Talk about an unrealistic expectation! 

Not long after I moved in, it became clear to me that my mom needed just as much caregiving as my dad did. 

While their needs were very different—my mom had congestive heart failure and severe, painful arthritis, while my dad had limited mobility due to back pain and suffered from dementia—my mom was just not physically able to care for the house as she had done all her married life.

In California, I had worked as an independent human resource management consultant and authored a successful study guide for human resource certification.  Before I moved in, I thought it would be a fairly simple matter to transition my consulting practice to an online service and continuing writing. 

With the unpredictability of my parents’ needs, I found it difficult to focus on writing or building a website.  As time went on, the caregiving job took over my life, and my plans for maintaining an independent income fell apart.

The fact is, I was overwhelmed by the magnitude of the job; as a person who operates from checklists and organized systems for doing things, it was difficult to adjust to my mom’s way of doing things which was much more reactive. 

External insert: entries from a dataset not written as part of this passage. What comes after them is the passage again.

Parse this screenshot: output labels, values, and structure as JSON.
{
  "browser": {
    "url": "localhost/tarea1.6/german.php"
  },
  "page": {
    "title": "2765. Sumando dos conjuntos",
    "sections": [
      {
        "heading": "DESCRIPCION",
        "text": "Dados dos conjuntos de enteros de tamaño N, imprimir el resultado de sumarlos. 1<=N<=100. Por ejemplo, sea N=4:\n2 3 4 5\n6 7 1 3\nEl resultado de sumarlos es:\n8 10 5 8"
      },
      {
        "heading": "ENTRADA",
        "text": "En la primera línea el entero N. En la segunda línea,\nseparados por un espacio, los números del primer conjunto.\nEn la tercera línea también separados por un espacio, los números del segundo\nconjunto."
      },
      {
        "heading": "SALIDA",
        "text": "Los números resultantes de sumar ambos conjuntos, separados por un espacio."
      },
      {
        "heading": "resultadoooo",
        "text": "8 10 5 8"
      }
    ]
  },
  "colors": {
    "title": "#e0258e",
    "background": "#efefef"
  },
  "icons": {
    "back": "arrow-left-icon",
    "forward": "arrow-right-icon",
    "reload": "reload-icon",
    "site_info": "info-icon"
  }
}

I kept thinking there must be information online somewhere that would help me get control so that I could manage my caregiving tasks with my business plans.

Sadly, despite my not insignificant research skills, I struggled in vain to find the answers I needed.  When I could find answers, it was usually after hours of searching.  I consulted a local geriatric care manager, talked to dementia specialists, talked to my sister and brother for ideas, and basically spent a lot of unproductive time looking for what I needed.

I eventually decided to make lemonade out of lemons, and the idea for this website was born. 

I hope this site helps you find the answers you need to do the best possible job of caring for the parents or spouses who need your assistance. 

This website is dedicated to the millions of caregivers around this country who have the heart to take on this job and are looking for answers, practical tools and resources to do it well . . . and want to have a life at the same time.